Talen Energy Pays Two Ex-V&E Lawyers Nearly $19 Million Jointly

July 3, 2024, 6:59 PM UTC

Talen Energy Corp. paid more than $18.7 million in total compensation last year to Andrew Wright and John Wander, both of whom once worked at Vinson & Elkins, the power producer disclosed in a filing.

Wright earned about $9.8 million last year in a role overseeing the human resources, information technology, facilities and corporate security functions, according to an S-1 filing. Wander, who oversees all legal matters at Talen, received nearly $9 million during fiscal 2023, the document shows.

The bulk of both lawyers’ total compensation comes from stock awards in Talen valued at more than $7 million for each executive that vest over a three-year period. Wright received a $586,600 bonus, and Wander received one valued at $250,000, both of which were tied to the resolution last year of bankruptcy proceedings involving the company and agreed upon by its creditors.

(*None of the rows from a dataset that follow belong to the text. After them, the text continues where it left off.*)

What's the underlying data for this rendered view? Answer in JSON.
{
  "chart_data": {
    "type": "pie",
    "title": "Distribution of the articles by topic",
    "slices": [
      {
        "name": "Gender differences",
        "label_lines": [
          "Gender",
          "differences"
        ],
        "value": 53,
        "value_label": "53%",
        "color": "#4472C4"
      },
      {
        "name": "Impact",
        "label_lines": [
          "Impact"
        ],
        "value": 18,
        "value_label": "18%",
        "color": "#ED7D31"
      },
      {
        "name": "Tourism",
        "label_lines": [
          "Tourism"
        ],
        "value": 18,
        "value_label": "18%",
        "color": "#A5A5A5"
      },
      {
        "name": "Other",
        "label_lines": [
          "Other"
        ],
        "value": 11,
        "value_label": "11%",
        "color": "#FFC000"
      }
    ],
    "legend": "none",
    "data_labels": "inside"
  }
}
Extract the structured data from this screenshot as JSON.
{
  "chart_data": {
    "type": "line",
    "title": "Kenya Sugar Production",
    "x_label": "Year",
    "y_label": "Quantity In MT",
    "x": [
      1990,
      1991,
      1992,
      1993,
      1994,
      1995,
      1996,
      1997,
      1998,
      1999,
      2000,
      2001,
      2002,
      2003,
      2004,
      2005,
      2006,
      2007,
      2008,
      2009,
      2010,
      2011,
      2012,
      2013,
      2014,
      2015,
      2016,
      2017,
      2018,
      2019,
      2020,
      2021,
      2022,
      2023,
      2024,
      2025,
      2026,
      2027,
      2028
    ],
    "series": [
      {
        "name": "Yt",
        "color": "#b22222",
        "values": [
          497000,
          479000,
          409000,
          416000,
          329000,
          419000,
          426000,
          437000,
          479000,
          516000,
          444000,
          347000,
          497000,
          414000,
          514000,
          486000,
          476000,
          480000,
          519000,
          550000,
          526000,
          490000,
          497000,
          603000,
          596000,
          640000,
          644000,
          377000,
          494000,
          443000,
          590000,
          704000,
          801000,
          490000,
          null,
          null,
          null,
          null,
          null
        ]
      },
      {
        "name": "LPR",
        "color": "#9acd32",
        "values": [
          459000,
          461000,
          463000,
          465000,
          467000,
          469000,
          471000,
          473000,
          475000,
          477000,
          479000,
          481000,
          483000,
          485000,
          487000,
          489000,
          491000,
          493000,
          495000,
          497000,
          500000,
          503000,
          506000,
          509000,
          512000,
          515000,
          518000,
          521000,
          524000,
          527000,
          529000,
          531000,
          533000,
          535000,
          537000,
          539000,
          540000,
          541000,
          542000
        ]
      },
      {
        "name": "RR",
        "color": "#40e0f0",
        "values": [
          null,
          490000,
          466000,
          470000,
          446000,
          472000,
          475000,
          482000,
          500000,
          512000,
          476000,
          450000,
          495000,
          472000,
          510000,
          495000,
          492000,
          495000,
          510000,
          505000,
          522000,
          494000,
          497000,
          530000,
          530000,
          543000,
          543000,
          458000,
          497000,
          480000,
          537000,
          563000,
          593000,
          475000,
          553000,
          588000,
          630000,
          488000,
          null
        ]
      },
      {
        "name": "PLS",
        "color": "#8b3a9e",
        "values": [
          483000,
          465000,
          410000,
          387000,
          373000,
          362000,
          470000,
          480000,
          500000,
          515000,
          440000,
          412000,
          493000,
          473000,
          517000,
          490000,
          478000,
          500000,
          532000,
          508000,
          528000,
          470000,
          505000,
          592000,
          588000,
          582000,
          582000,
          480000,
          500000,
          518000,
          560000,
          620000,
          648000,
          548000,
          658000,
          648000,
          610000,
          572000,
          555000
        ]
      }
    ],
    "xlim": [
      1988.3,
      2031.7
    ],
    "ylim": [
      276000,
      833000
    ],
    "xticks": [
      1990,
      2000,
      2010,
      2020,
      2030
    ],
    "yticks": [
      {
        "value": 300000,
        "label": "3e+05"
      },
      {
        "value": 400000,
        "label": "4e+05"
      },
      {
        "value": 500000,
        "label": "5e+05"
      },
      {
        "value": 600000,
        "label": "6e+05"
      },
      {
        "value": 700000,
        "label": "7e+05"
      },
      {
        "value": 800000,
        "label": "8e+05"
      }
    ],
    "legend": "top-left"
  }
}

Houston-based Talen, spun-off in 2015 from energy giant PPL Corp., is one of North America’s largest power generation and infrastructure companies. Talen and its energy supply unit emerged from Chapter 11 in May 2023.

The company, which until last year was backed by private equity firm Riverstone Holdings LLC, declined to comment.

Wright left Vinson in 2004 to join Dallas-based electric utility Energy Future Holdings Corp., where he held several roles, including general counsel, before joining Talen some 14 years later. He spent five years as Talen’s general counsel before becoming its chief administrative officer in June 2023.

Wander joined Talen as general counsel and corporate secretary that same month after almost three decades at Vinson, where he was a member of the prominent Texas law firm’s management committee, head of its Dallas office, and co-head of the litigation and regulatory practice. Wander was also general counsel for Vinson, which last year named Vanessa Griffith to succeed him.

Talen recruited Wander from Vinson after he “worked on some of the firm’s most high-profile, high-stakes litigation matters,” according to its filing.

During his roughly 30 years in private practice, all of which was spent at Vinson, Wander was a commercial litigator handling cases related to accounting, finance, and shareholder issues on behalf of clients in the energy, insurance, manufacturing, securities, and accounting industries, Talen said in the filing.

The company has turned to Vinson to handle more than 6% of its caseload in US federal courts within the last three years, according to Bloomberg Law data. Kirkland & Ellis recently counseled Talen on its $785 million sale of three natural gas plants in Texas to CPS Energy, which was advised by Dykema.